Thanks for everybody's help. I appreciate it. Especially since this might not be a new question and maybe someone already wrote a similar question which was answered in the past.
PS. I am not worried about the subject information at this point. My plan is to use limma and provide subjects as a blocking factor, or use the dream function with subject as a random effect.
Thanks for your swift response!
I was assuming that I do make some mistakes in interpreting the model matrix.
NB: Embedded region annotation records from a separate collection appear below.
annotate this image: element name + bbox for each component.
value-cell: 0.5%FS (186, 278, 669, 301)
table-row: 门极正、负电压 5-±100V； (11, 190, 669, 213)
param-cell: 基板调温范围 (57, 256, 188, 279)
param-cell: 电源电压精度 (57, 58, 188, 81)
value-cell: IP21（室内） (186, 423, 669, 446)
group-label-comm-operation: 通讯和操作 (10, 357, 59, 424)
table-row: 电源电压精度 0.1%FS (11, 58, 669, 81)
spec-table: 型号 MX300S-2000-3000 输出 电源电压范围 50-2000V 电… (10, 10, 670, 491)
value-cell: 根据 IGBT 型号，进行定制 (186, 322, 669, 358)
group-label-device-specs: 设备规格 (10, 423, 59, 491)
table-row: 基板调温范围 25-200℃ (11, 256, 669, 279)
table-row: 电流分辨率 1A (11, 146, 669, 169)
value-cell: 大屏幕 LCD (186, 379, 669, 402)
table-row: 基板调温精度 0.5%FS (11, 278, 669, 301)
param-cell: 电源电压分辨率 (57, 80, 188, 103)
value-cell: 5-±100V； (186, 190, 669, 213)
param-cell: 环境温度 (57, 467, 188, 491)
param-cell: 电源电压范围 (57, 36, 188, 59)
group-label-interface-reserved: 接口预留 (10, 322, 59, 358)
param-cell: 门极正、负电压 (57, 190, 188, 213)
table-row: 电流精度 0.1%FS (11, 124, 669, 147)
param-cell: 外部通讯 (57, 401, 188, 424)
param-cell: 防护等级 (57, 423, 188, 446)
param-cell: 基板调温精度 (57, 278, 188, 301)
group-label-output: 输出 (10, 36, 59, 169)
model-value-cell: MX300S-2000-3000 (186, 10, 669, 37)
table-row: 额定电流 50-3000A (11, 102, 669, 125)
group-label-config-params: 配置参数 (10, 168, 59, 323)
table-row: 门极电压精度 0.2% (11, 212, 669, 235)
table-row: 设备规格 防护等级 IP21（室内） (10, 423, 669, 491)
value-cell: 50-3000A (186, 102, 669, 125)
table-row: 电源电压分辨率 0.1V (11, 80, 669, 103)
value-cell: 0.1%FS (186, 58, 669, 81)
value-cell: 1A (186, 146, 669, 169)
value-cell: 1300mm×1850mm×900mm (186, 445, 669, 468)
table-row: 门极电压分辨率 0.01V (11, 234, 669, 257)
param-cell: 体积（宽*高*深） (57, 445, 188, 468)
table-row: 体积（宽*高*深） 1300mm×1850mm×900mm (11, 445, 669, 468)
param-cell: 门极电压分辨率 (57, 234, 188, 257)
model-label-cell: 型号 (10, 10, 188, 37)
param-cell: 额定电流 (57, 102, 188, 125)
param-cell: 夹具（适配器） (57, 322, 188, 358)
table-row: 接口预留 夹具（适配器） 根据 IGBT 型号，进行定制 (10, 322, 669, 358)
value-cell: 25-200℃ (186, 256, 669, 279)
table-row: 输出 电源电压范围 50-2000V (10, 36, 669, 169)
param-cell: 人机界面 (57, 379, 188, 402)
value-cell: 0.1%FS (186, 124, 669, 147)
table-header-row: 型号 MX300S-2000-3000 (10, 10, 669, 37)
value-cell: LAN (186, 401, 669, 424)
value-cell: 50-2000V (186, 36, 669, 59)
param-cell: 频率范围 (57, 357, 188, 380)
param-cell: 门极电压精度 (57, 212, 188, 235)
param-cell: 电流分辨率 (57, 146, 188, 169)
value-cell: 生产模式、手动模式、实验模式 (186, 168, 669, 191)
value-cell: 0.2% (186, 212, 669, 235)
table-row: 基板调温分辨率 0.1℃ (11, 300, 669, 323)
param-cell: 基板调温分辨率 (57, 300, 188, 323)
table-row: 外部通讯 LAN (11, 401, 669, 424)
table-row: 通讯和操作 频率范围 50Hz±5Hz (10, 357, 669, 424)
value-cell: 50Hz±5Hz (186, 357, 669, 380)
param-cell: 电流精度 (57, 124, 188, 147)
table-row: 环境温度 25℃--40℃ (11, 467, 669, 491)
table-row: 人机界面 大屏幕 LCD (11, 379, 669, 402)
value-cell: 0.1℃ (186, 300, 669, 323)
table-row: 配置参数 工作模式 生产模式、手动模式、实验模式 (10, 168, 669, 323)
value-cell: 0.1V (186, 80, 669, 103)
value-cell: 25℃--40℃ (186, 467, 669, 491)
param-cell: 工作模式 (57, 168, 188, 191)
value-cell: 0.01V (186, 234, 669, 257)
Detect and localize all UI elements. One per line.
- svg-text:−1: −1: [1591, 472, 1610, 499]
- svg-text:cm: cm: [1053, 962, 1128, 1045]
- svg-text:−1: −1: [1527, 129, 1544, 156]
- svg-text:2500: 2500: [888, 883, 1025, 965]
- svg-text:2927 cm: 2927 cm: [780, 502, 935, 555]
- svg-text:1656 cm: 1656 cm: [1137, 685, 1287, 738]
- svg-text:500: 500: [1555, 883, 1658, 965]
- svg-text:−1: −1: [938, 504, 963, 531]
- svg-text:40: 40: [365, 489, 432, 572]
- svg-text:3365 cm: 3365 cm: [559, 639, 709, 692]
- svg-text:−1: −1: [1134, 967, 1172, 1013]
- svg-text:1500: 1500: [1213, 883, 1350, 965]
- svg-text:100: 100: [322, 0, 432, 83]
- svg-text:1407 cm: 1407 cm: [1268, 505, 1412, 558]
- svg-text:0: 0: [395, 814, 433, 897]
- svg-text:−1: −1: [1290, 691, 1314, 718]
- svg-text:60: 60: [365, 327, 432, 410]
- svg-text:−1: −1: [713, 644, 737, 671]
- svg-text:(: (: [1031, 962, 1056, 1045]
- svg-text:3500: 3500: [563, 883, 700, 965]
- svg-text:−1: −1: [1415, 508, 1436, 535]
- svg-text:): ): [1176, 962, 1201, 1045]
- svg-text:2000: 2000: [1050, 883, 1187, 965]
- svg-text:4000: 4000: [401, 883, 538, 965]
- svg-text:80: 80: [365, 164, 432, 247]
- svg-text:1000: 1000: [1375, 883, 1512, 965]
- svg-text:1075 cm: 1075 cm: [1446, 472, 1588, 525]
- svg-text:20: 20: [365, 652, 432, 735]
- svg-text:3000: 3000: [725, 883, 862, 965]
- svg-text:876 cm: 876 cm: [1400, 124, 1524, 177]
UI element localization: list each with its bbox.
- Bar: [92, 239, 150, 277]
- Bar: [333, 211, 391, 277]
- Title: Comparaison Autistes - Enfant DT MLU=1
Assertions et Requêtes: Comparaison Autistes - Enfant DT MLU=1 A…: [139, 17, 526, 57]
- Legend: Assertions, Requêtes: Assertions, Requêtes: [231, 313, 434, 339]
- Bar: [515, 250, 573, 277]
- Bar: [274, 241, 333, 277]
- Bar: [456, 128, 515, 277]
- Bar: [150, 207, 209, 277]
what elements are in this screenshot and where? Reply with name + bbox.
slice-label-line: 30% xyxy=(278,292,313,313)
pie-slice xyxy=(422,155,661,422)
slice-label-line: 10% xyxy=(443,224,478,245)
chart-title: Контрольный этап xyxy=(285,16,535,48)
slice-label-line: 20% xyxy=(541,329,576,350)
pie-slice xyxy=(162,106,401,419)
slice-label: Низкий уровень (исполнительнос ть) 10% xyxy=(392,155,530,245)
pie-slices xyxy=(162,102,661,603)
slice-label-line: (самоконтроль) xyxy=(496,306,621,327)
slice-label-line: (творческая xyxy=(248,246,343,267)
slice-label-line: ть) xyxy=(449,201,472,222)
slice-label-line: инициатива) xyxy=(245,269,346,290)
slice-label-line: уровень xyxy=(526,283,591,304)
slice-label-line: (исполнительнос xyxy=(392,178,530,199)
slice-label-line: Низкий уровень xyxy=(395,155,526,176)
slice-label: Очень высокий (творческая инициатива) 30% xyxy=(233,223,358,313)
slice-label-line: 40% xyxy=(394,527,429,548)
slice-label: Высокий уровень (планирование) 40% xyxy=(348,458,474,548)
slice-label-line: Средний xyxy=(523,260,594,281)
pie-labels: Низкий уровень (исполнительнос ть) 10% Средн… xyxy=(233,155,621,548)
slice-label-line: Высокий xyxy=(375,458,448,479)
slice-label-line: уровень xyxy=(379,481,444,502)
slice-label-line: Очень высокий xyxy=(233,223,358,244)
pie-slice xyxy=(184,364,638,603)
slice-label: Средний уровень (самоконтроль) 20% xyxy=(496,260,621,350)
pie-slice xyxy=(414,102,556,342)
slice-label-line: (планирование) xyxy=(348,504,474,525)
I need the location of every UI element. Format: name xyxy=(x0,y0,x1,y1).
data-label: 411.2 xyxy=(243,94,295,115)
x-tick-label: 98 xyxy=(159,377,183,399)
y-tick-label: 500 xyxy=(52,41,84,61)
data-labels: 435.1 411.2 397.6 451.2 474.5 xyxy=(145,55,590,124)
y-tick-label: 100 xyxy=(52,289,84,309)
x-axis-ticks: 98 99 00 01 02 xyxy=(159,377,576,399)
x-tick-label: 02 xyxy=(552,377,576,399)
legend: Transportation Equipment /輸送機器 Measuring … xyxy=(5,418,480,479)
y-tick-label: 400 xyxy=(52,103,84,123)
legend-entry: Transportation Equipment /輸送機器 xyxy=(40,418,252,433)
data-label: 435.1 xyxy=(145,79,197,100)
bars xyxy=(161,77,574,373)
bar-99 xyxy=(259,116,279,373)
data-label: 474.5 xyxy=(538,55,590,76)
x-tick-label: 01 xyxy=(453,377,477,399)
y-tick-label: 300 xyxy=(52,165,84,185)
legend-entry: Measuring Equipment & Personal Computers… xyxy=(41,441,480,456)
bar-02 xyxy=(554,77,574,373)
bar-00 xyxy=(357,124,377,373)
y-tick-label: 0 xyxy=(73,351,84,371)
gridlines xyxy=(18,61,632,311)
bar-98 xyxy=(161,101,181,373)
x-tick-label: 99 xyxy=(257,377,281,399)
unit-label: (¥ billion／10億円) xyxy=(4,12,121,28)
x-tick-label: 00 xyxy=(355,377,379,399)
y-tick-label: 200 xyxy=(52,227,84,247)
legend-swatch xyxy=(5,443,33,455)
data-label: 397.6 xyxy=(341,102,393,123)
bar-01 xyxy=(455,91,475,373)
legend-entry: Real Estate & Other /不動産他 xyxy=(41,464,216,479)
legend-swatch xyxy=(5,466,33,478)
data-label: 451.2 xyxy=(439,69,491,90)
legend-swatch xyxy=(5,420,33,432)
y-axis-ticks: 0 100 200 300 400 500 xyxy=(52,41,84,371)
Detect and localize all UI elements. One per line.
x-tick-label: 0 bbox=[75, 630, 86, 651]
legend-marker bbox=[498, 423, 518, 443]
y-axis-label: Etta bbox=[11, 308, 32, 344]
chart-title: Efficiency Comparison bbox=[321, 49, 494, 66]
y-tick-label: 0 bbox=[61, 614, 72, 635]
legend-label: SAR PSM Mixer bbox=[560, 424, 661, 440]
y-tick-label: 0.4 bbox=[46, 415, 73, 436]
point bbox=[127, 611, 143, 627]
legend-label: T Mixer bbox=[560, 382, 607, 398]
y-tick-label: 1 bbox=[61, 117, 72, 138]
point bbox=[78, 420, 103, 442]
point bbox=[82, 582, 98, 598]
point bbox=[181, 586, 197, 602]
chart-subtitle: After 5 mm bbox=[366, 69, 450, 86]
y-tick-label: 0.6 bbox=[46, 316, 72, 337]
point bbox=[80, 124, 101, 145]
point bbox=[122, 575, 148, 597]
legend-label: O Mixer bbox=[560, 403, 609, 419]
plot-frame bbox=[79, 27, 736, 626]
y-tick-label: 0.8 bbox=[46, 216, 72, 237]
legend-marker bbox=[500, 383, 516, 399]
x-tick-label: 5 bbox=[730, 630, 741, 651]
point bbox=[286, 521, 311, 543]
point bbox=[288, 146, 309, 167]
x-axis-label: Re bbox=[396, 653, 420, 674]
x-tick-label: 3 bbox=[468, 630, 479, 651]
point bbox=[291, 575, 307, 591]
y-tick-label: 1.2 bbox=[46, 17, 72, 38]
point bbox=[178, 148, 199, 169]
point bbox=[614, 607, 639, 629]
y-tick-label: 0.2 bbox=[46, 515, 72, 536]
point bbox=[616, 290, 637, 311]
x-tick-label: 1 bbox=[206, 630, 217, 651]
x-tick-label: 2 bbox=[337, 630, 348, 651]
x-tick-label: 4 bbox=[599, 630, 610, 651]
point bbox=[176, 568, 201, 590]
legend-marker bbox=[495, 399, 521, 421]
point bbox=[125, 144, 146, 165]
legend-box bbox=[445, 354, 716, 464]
Your clarification helps!
Sorry for the group4:time5 mixup... that was my mistake and you are right, that does not exist in the model matrix.
But at the end this is (among other contrasts) what I want: A contrast with only group 4 samples between time point 1 and 5. Group 4 belongs to treatment b, but so is also group 2 (see the table created at the beginning of my example). But since group 2 has a different schedule (and my real data is even more complex), there is a case where I really just want group 4 time point 1 vs. 5. I do assume right now, this is not possible with the current matrix. But I am also not sure how to construct the model matrix differently. Including "group" as a fixed factor too?
The usual advice in this situation is to forgo using the conventional R model building, and instead re-formulate your data so you can compute the mean of each group. So something like
will give you a vector of individual groups that you can use to generate the model matrix (for which you should use ~0 so you compute the mean of each group, and can make comparisons using contrasts), and you can then make any comparison you would like. However, you also need to account for the fact that you have pairing, so you need to reformulate the subjects so you can have a full rank design matrix. There is an example that may be applicable in section 3.5 of the edgeR User's Guide. If this seems mysterious to you, I recommend you find somebody local for whom it is not. It's pretty easy to botch the job if you don't really know what you are doing.
reprex is a convenient way to share code that is self sufficient aka reproducible. https://cran.r-project.org/web/packages/reprex/index.html Best.
Wow. It's come to that? The mind, it boggles.